Jon Turner is a British yachtsman, boat builder, and engineer. He has won national and world championships in many racing dinghy classes, as detailed below.
Turner was originally apprenticed to Souters in Cowes, Isle of Wight, building International 14s and Flying Fifteens. When they stopped that type of work, Turner went to work for Spud Rowsell, a boat builder in Exmouth, with whom he won the Merlin Rocket Championships in 1974 and 1978. Turner then crewed Phil Morrison to win the Fireball World Championships in 1981 at Weymouth.[1] Over a fifteen-year period, Turner won the British Merlin Rocket National Championship twice as crew (1974 and 1978) and four times as helm (1983, 1984, 1987, and 1988).[2]

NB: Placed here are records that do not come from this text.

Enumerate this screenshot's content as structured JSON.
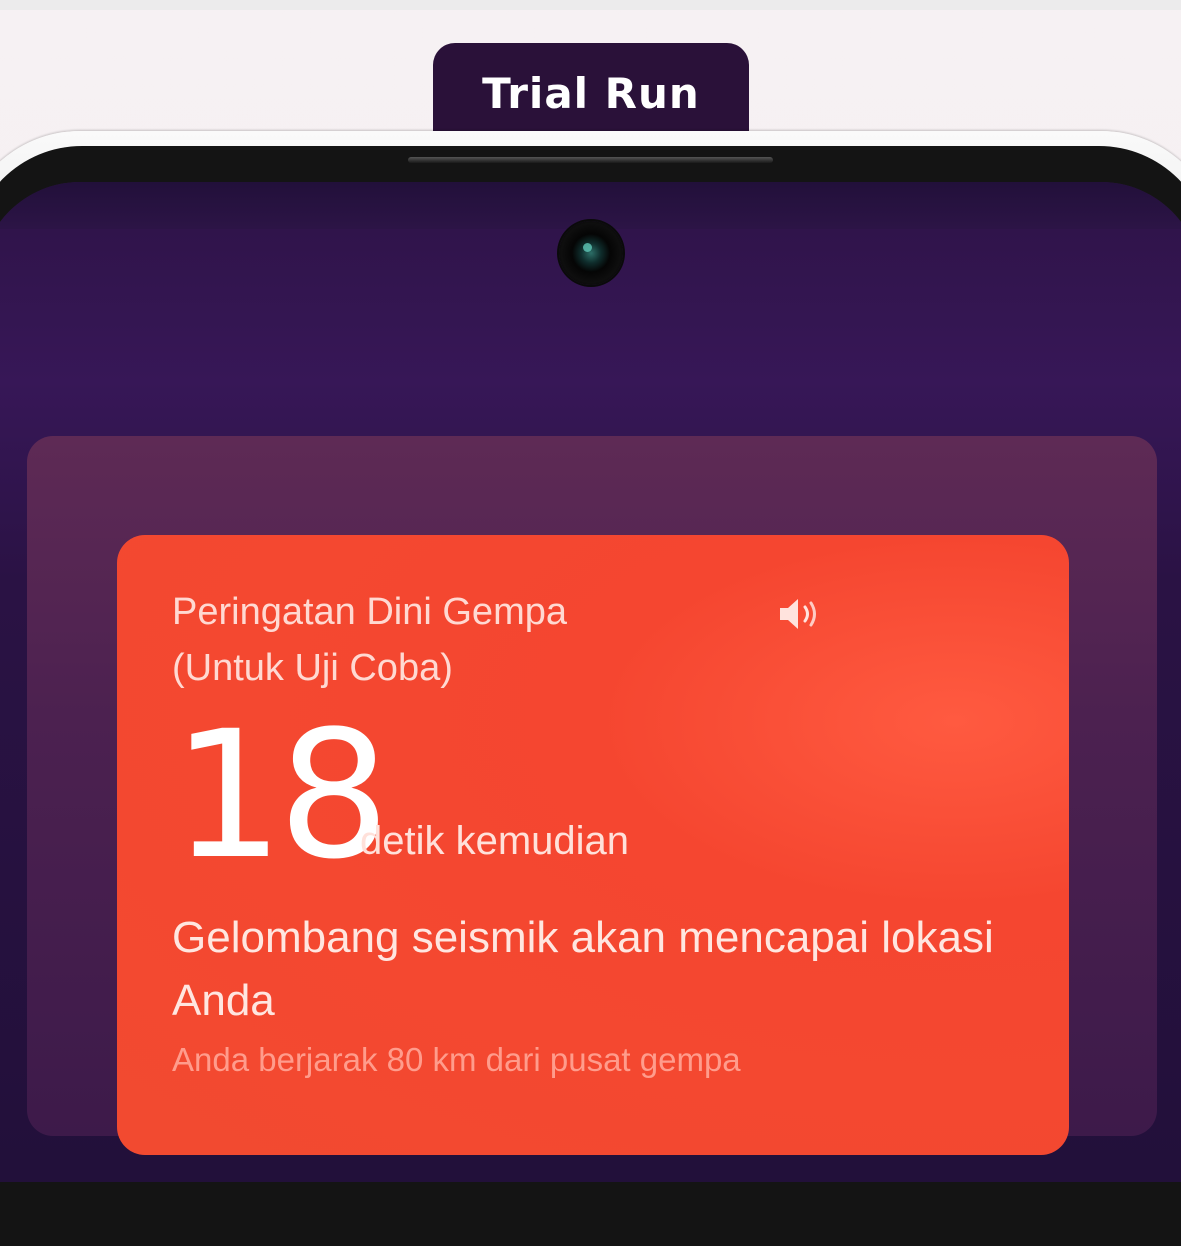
{
  "badge": {
    "label": "Trial Run"
  },
  "alert": {
    "title_line1": "Peringatan Dini Gempa",
    "title_line2": "(Untuk Uji Coba)",
    "countdown_value": "18",
    "countdown_unit": "detik kemudian",
    "message": "Gelombang seismik akan mencapai lokasi Anda",
    "distance_note": "Anda berjarak 80 km dari pusat gempa",
    "sound_icon": "speaker-volume-icon"
  },
  "colors": {
    "badge_bg": "#2a1139",
    "screen_bg": "#2e1347",
    "panel_bg": "#5e2a55",
    "alert_bg": "#f24a30"
  }
}
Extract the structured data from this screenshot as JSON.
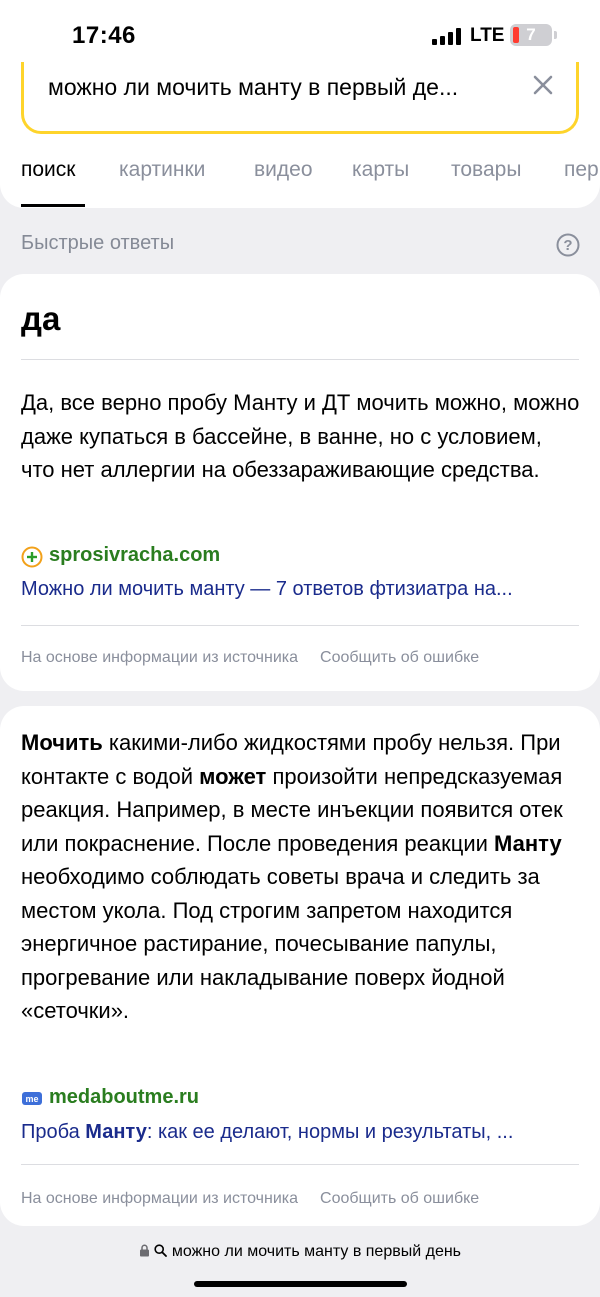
{
  "status_bar": {
    "time": "17:46",
    "network": "LTE",
    "battery_level": "7"
  },
  "search": {
    "query": "можно ли мочить манту в первый де...",
    "clear_icon": "close-icon"
  },
  "tabs": [
    {
      "label": "поиск",
      "active": true
    },
    {
      "label": "картинки",
      "active": false
    },
    {
      "label": "видео",
      "active": false
    },
    {
      "label": "карты",
      "active": false
    },
    {
      "label": "товары",
      "active": false
    },
    {
      "label": "пер",
      "active": false
    }
  ],
  "quick_answers": {
    "title": "Быстрые ответы",
    "help_icon": "question-circle-icon"
  },
  "answer1": {
    "title": "да",
    "body": "Да, все верно пробу Манту и ДТ мочить можно, можно даже купаться в бассейне, в ванне, но с условием, что нет аллергии на обеззараживающие средства.",
    "source_domain": "sprosivracha.com",
    "source_icon": "plus-circle-icon",
    "source_link": "Можно ли мочить манту — 7 ответов фтизиатра на...",
    "footer_based": "На основе информации из источника",
    "footer_report": "Сообщить об ошибке"
  },
  "answer2": {
    "body_parts": [
      {
        "text": "Мочить",
        "bold": true
      },
      {
        "text": " какими-либо жидкостями пробу нельзя. При контакте с водой ",
        "bold": false
      },
      {
        "text": "может",
        "bold": true
      },
      {
        "text": " произойти непредсказуемая реакция. Например, в месте инъекции появится отек или покраснение. После проведения реакции ",
        "bold": false
      },
      {
        "text": "Манту",
        "bold": true
      },
      {
        "text": " необходимо соблюдать советы врача и следить за местом укола. Под строгим запретом находится энергичное растирание, почесывание папулы, прогревание или накладывание поверх йодной «сеточки».",
        "bold": false
      }
    ],
    "source_domain": "medaboutme.ru",
    "source_icon": "me-logo-icon",
    "source_link_parts": [
      {
        "text": "Проба ",
        "bold": false
      },
      {
        "text": "Манту",
        "bold": true
      },
      {
        "text": ": как ее делают, нормы и результаты, ...",
        "bold": false
      }
    ],
    "footer_based": "На основе информации из источника",
    "footer_report": "Сообщить об ошибке"
  },
  "url_bar": {
    "text": "можно ли мочить манту в первый день",
    "lock_icon": "lock-icon",
    "search_icon": "search-icon"
  },
  "colors": {
    "search_border": "#fed42b",
    "source_domain": "#2a7d1f",
    "source_link": "#1a2b8c",
    "muted_text": "#8a8f9c",
    "background": "#efeff2"
  }
}
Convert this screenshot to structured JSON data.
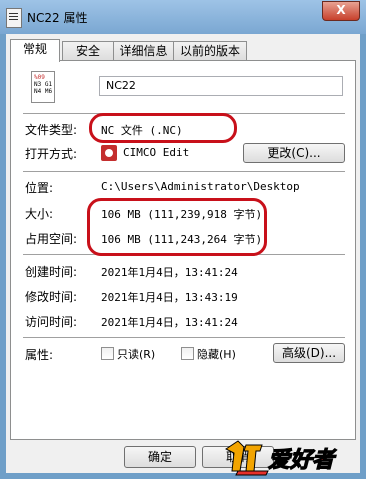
{
  "window": {
    "title": "NC22 属性",
    "close_glyph": "X"
  },
  "tabs": [
    {
      "label": "常规"
    },
    {
      "label": "安全"
    },
    {
      "label": "详细信息"
    },
    {
      "label": "以前的版本"
    }
  ],
  "file_icon": {
    "lines": [
      "%09",
      "N3 G1",
      "N4 M6"
    ]
  },
  "general": {
    "file_name": "NC22",
    "type_label": "文件类型:",
    "type_value": "NC 文件 (.NC)",
    "opens_with_label": "打开方式:",
    "opens_with_value": "CIMCO Edit",
    "change_button": "更改(C)...",
    "location_label": "位置:",
    "location_value": "C:\\Users\\Administrator\\Desktop",
    "size_label": "大小:",
    "size_value": "106 MB (111,239,918 字节)",
    "size_on_disk_label": "占用空间:",
    "size_on_disk_value": "106 MB (111,243,264 字节)",
    "created_label": "创建时间:",
    "created_value": "2021年1月4日，13:41:24",
    "modified_label": "修改时间:",
    "modified_value": "2021年1月4日，13:43:19",
    "accessed_label": "访问时间:",
    "accessed_value": "2021年1月4日，13:41:24",
    "attributes_label": "属性:",
    "readonly_label": "只读(R)",
    "hidden_label": "隐藏(H)",
    "advanced_button": "高级(D)..."
  },
  "footer": {
    "ok_button": "确定",
    "cancel_button": "取消"
  },
  "watermark": {
    "text": "爱好者"
  },
  "colors": {
    "highlight_oval": "#c8101a",
    "title_bar": "#9ec3e6",
    "close_button": "#c7402b"
  }
}
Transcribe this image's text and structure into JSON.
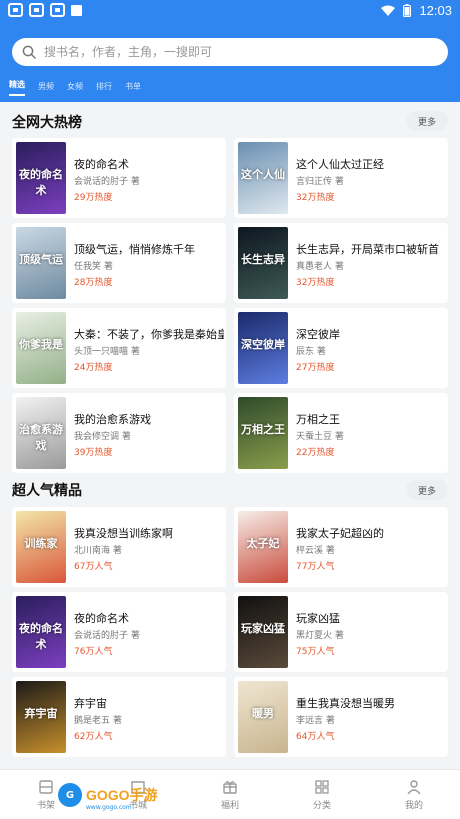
{
  "status_bar": {
    "time": "12:03"
  },
  "search": {
    "placeholder": "搜书名，作者，主角，一搜即可"
  },
  "tabs": [
    "精选",
    "男频",
    "女频",
    "排行",
    "书单"
  ],
  "sections": [
    {
      "title": "全网大热榜",
      "more_label": "更多",
      "books": [
        {
          "title": "夜的命名术",
          "author": "会说话的肘子 著",
          "stat": "29万热度",
          "cover_text": "夜的命名术",
          "cover_colors": [
            "#2a1e5c",
            "#7c3fbf"
          ]
        },
        {
          "title": "这个人仙太过正经",
          "author": "言归正传 著",
          "stat": "32万热度",
          "cover_text": "这个人仙",
          "cover_colors": [
            "#6a8fb2",
            "#dfe8ee"
          ]
        },
        {
          "title": "顶级气运，悄悄修炼千年",
          "author": "任我笑 著",
          "stat": "28万热度",
          "cover_text": "顶级气运",
          "cover_colors": [
            "#c9d8e4",
            "#6f8aa0"
          ]
        },
        {
          "title": "长生志异，开局菜市口被斩首",
          "author": "真愚老人 著",
          "stat": "32万热度",
          "cover_text": "长生志异",
          "cover_colors": [
            "#0d1620",
            "#3f5a55"
          ]
        },
        {
          "title": "大秦：不装了，你爹我是秦始皇",
          "author": "头顶一只喵喵 著",
          "stat": "24万热度",
          "cover_text": "你爹我是",
          "cover_colors": [
            "#e8efe4",
            "#93b088"
          ]
        },
        {
          "title": "深空彼岸",
          "author": "辰东 著",
          "stat": "27万热度",
          "cover_text": "深空彼岸",
          "cover_colors": [
            "#1b2a6b",
            "#5d7de0"
          ]
        },
        {
          "title": "我的治愈系游戏",
          "author": "我会修空调 著",
          "stat": "39万热度",
          "cover_text": "治愈系游戏",
          "cover_colors": [
            "#f2f2f2",
            "#9a9a9a"
          ]
        },
        {
          "title": "万相之王",
          "author": "天蚕土豆 著",
          "stat": "22万热度",
          "cover_text": "万相之王",
          "cover_colors": [
            "#2f4a2c",
            "#8a9e4a"
          ]
        }
      ]
    },
    {
      "title": "超人气精品",
      "more_label": "更多",
      "books": [
        {
          "title": "我真没想当训练家啊",
          "author": "北川南海 著",
          "stat": "67万人气",
          "cover_text": "训练家",
          "cover_colors": [
            "#f3e6a8",
            "#d9573c"
          ]
        },
        {
          "title": "我家太子妃超凶的",
          "author": "枰云溪 著",
          "stat": "77万人气",
          "cover_text": "太子妃",
          "cover_colors": [
            "#f6eee8",
            "#c94b3c"
          ]
        },
        {
          "title": "夜的命名术",
          "author": "会说话的肘子 著",
          "stat": "76万人气",
          "cover_text": "夜的命名术",
          "cover_colors": [
            "#2a1e5c",
            "#7c3fbf"
          ]
        },
        {
          "title": "玩家凶猛",
          "author": "黑灯夏火 著",
          "stat": "75万人气",
          "cover_text": "玩家凶猛",
          "cover_colors": [
            "#111111",
            "#5a4a3a"
          ]
        },
        {
          "title": "弃宇宙",
          "author": "鹅是老五 著",
          "stat": "62万人气",
          "cover_text": "弃宇宙",
          "cover_colors": [
            "#1c1a18",
            "#c8902c"
          ]
        },
        {
          "title": "重生我真没想当暖男",
          "author": "李远言 著",
          "stat": "64万人气",
          "cover_text": "暖男",
          "cover_colors": [
            "#efe6d2",
            "#c9b48e"
          ]
        }
      ]
    }
  ],
  "bottom_nav": [
    {
      "label": "书架",
      "icon": "bookshelf-icon"
    },
    {
      "label": "书城",
      "icon": "bookstore-icon"
    },
    {
      "label": "福利",
      "icon": "gift-icon"
    },
    {
      "label": "分类",
      "icon": "grid-icon"
    },
    {
      "label": "我的",
      "icon": "person-icon"
    }
  ],
  "watermark": {
    "logo": "G",
    "brand_1": "GOGO",
    "brand_2": "手游",
    "sub": "www.gogo.com"
  },
  "colors": {
    "header": "#2f86f0",
    "accent": "#e4572e",
    "background": "#f3f4f6"
  }
}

After ten years working with Rowsell, Turner left to start his own boat building business in 1980, based near Cullompton, Devon, planning to build as his first boat a new Fireball, to sail with Phil Morrison. However, for business reasons, Morrison was obliged to sail a new Fireball built instead by Rowsell (with which Morrison and Turner then won the 1981 World Championships), leaving Turner with an empty order book. Turner then found the first two orders for his fledging business—with Morrison's help—for a National Scorpion 1812 "New Wave" for Andrew Mercer, which started the process of significant development within that class's One-Design rules.[3] The following year, he built a Merlin Rocket 3260 "The Feet", a Morrison-designed NSM2, with which Andy Street won the Class Championships in 1981.[4] With his first two boats, Turner demonstrated his skill in building high-performance wooden racing dinghies, and that status is validated by the National Maritime Museum record on "The Feet", now part of the National Small Boat Collection.[5]